There's a lot to not like about fall, at least up here in the temperate zone. Shorter days, rain, nekkid trees. Halloween starts around Labor Day, Thanksgiving around Columbus Day, Christmas---well, I think Christmas already started. At least I've been getting Christmas catalogs and charitable Christmas-themed mailings for weeks. In any event, you wind up living a month or more ahead of yourself all season long.
So what is there to like? Mold? Raking? Gutter clearing? Dying in the sweater you wore when you left the house and it was 40 degrees, and now it's 80? Spiders coming indoors, like the big black son of a bitch I smashed in the cellar yesterday?
Personally, I like the cooler weather, the scent of fall in the air, the snap of a crisp apple breeze. November becomes blah when all the trees are blank sticks, the sun sets twenty minutes after it comes up, and five days out of four there's some kind of precipitation. In December it's just as bad but you can hide behind the Christmas decorations.
All seasons have a rough month, usually. August has the dog days; April rains all the time; February makes you want to kill yourself. So does January. Okay, maybe some seasons have more than one rough month. But seasons give us the rhythm of life. The change of seasons revs up the engine again, turns on the lights, and jump-starts the internal clock, to completely screw around with the metaphors. It reminds you that that clock is ticking, it's time to get going.

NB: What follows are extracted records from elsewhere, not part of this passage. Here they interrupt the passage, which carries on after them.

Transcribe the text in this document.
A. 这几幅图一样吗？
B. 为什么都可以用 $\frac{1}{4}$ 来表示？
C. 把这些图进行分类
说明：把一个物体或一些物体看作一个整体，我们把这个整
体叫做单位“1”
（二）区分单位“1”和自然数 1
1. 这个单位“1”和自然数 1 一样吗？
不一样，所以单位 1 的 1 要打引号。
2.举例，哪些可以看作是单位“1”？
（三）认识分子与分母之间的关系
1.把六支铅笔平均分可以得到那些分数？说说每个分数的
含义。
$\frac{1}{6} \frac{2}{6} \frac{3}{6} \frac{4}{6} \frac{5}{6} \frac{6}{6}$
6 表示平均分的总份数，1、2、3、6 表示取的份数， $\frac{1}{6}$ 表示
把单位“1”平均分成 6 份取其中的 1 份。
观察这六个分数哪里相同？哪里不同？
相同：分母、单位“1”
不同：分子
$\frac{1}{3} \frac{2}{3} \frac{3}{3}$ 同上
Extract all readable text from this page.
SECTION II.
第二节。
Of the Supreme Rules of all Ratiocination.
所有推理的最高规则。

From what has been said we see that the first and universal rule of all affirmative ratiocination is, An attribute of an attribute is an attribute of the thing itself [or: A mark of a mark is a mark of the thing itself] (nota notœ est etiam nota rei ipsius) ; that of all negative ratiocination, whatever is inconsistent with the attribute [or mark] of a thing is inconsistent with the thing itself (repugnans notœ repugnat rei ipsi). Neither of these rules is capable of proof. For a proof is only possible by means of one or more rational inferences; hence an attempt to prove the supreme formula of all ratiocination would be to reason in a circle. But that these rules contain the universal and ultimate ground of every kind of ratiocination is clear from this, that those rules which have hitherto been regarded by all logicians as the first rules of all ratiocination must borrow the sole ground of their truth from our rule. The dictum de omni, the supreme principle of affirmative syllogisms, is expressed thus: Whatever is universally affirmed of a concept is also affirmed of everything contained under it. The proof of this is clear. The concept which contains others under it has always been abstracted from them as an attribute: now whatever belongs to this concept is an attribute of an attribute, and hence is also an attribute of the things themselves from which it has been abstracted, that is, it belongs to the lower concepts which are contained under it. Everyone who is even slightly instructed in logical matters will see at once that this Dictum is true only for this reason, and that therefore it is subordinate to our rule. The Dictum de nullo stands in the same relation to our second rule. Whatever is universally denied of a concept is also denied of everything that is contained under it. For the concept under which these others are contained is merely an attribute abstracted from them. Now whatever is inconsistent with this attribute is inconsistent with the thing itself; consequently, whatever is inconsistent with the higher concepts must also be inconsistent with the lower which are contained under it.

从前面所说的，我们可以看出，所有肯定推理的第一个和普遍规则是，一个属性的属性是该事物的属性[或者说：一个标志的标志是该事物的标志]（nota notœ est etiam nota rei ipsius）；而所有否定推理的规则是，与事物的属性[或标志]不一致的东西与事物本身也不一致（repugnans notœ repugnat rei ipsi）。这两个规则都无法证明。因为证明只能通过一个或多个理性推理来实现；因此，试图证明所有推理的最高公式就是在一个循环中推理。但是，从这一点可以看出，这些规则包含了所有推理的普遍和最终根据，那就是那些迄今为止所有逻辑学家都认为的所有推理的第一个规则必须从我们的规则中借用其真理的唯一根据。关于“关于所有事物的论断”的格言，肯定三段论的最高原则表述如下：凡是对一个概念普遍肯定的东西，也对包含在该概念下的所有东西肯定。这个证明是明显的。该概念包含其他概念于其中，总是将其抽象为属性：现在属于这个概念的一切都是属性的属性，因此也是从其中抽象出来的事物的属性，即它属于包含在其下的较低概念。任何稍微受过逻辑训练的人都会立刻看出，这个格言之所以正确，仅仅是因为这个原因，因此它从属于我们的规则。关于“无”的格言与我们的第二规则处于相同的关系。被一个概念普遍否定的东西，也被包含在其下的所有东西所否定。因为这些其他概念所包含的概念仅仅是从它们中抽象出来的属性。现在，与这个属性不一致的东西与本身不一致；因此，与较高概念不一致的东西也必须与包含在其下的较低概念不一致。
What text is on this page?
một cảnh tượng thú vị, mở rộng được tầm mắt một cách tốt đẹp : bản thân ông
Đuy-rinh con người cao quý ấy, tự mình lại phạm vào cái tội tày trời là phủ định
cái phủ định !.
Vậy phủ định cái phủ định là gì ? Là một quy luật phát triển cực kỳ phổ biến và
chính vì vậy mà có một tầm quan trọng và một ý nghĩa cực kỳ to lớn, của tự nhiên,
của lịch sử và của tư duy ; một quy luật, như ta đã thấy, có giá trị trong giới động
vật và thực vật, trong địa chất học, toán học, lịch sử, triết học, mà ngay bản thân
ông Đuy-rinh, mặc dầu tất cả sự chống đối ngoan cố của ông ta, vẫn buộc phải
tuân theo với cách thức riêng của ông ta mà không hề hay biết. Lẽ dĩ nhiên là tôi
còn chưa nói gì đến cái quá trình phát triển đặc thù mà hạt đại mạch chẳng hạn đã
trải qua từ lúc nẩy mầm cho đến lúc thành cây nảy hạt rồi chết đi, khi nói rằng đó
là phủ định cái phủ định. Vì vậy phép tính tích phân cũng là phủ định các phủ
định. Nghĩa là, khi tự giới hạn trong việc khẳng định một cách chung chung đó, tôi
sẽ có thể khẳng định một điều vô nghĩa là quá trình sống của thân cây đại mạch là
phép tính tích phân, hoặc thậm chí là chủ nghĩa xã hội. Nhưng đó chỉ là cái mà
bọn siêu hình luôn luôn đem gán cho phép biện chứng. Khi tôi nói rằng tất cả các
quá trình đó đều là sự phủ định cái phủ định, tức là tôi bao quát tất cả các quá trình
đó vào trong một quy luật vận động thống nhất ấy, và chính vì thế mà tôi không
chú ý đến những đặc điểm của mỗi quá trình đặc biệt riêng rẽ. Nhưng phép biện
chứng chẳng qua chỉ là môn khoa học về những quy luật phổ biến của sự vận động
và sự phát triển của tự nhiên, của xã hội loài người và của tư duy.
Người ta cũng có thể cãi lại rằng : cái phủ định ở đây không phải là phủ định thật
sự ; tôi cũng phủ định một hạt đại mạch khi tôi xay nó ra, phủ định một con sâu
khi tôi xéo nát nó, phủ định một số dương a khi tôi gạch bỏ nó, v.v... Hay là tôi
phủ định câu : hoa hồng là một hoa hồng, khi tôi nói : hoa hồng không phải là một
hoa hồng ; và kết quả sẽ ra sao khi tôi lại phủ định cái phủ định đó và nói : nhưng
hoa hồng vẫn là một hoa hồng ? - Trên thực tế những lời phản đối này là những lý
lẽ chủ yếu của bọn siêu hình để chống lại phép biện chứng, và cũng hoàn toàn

Not that I blame people who seek the equator, places where the seasons never change*.Sometimes the urge to stop that clock is powerful, especially as we get older. As Dr.
McKeoghoey, one of my characters from Larry and the Mascots, says, "When
one gets to be my age the shortening of the days takes on much too powerful a
symbolism."
I'm not there yet, but it may happen. Meanwhile, I welcome any change of seasons. But I'd rather be cold than hot, so I enjoy the switch from summer to fall---dark days, naked trees, spiders, and everything.
Bastard was the size of a quarter. Bastard.
*A pal of mine was stationed in Ecuador for a couple of years and said he got bored with one perfect day after another. Amazing, huh?